I did not have the 5D3 at the same time as the 1DX's, but have owned a couple of each. My sense was that the 1DX has roughly half the number of focus misses in servo mode, which was already not bad with the 5D3. For someone using a tripod, it probably doesn't seem very different, but someone shooting quick-moving subjects, there really is a big difference.

I highly encourage people to consider the 1DX Mark I used. Take a look on eBay right now. They're going for a bit more than a new 5D3, and less than a 5DSR. I don't have experience personally (yet) with the Mark II, but dollar for value, it's really tough to beat the good condition 1DX Mark Is that just got dumped on eBay by all those people having to have the newest version.


----------



## tpatana (Jun 20, 2016)

I sometimes shoot at fairly dim locations, and yes, 1DX did better on servo that 5D3. Less hunting. I didn't know 5D3 was bad until I got the 1DX though. Exactly same happened from 7D to 5D3 also.


----------



## AlanF (Jun 21, 2016)

Thanks everyone so far for your comments. Much appreciated.


----------



## FTb-n (Jul 9, 2016)

Act444 said:


> FTb-n said:
> 
> 
> > Sabaki said:
> ...


Figure skating was a key factor in my gear acquisitions. I went from an XT to the 60D with the 70-200 f2.8L II. The 60D was obviously a big improvement over the XT, but it often had tracking issues when the skater changed directions. Then I went to the 7D and tracking improved immensely. But, during ice shows, I still needed better low-light performance and added the 5D3. The 5D3 lacked the buffer, FPS, and the dual processors of the 7D, but the AF system was still an improvement. The really big jump (no pun intended) in performance came with the 1Dx.

You are absolutely right with the observation of a skater's costume. AF systems like contrast. I sometimes have the most trouble during practice ice (with full arena lights) with skaters who wear all black practice attire.

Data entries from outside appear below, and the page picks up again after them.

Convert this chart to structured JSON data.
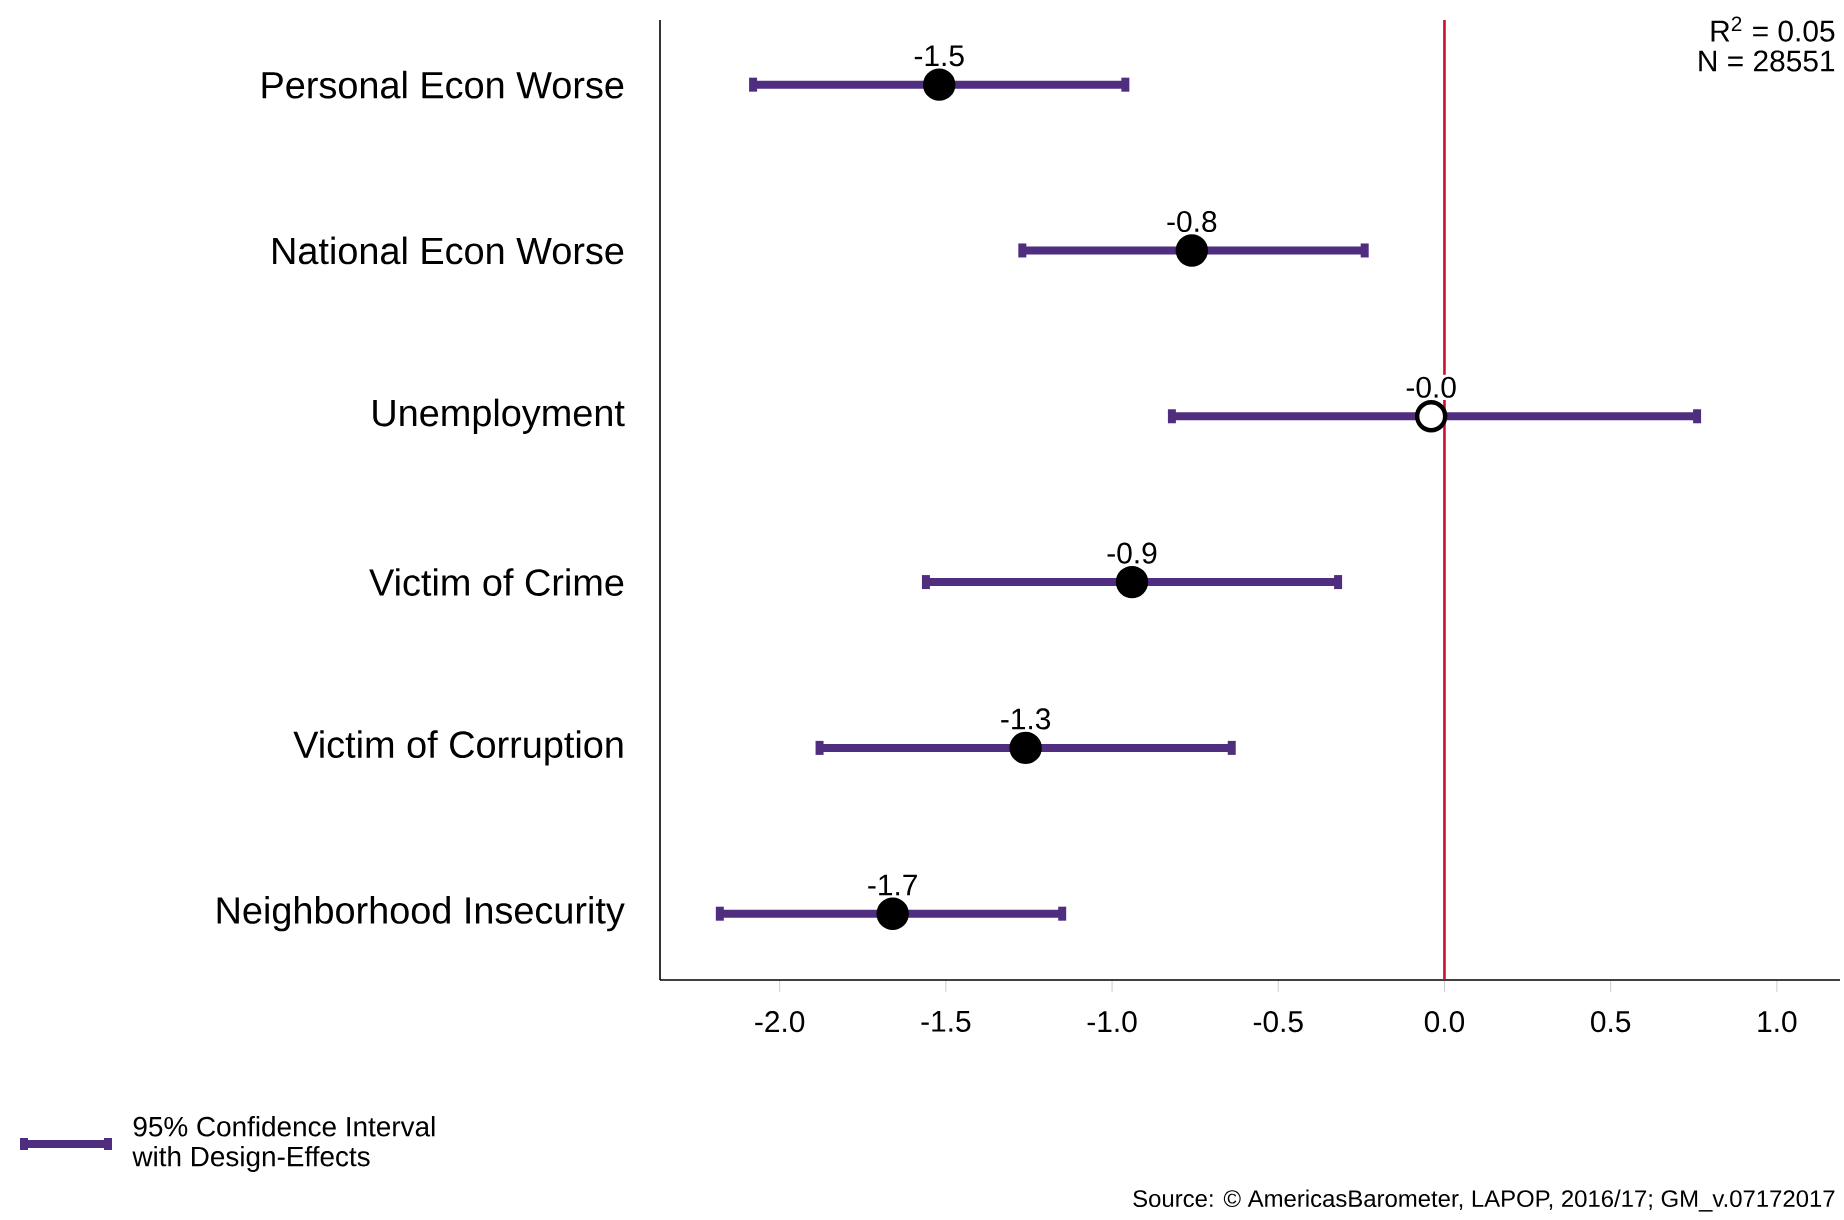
{
  "chart_data": {
    "type": "scatter",
    "orientation": "horizontal",
    "categories": [
      "Personal Econ Worse",
      "National Econ Worse",
      "Unemployment",
      "Victim of Crime",
      "Victim of Corruption",
      "Neighborhood Insecurity"
    ],
    "series": [
      {
        "name": "95% Confidence Interval with Design-Effects",
        "color": "#4f2d7f",
        "marker": "circle",
        "values": [
          -1.52,
          -0.76,
          -0.04,
          -0.94,
          -1.26,
          -1.66
        ],
        "errors": [
          [
            -2.08,
            -0.96
          ],
          [
            -1.27,
            -0.24
          ],
          [
            -0.82,
            0.76
          ],
          [
            -1.56,
            -0.32
          ],
          [
            -1.88,
            -0.64
          ],
          [
            -2.18,
            -1.15
          ]
        ],
        "colors": [
          "#000000",
          "#000000",
          "#ffffff",
          "#000000",
          "#000000",
          "#000000"
        ],
        "value_labels": [
          "-1.5",
          "-0.8",
          "-0.0",
          "-0.9",
          "-1.3",
          "-1.7"
        ]
      }
    ],
    "xlim": [
      -2.36,
      1.19
    ],
    "xticks": [
      {
        "value": -2,
        "label": "-2.0"
      },
      {
        "value": -1.5,
        "label": "-1.5"
      },
      {
        "value": -1,
        "label": "-1.0"
      },
      {
        "value": -0.5,
        "label": "-0.5"
      },
      {
        "value": 0,
        "label": "0.0"
      },
      {
        "value": 0.5,
        "label": "0.5"
      },
      {
        "value": 1,
        "label": "1.0"
      }
    ],
    "ref_lines": [
      {
        "axis": "x",
        "value": 0,
        "color": "#c8102e"
      }
    ],
    "legend": "bottom left",
    "annotations": [
      "R$^{2}$ =  0.05",
      "N =  28551",
      "Source: © AmericasBarometer, LAPOP, 2016/17; GM_v.07172017"
    ]
  }
}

Another factor that drove my need for better gear is the skill of the skaters. Early on, my main concern was photographing my daughter. As she progressed, I started shooting more for the club and more of other skaters in her group. Now they are among the most advance skaters in the club and the elements that perform involves more speed and more rotation. With better gear and more practice getting shots of these skaters in action, shooting younger skaters doing single jumps seems so much easier than it did a few years ago.


----------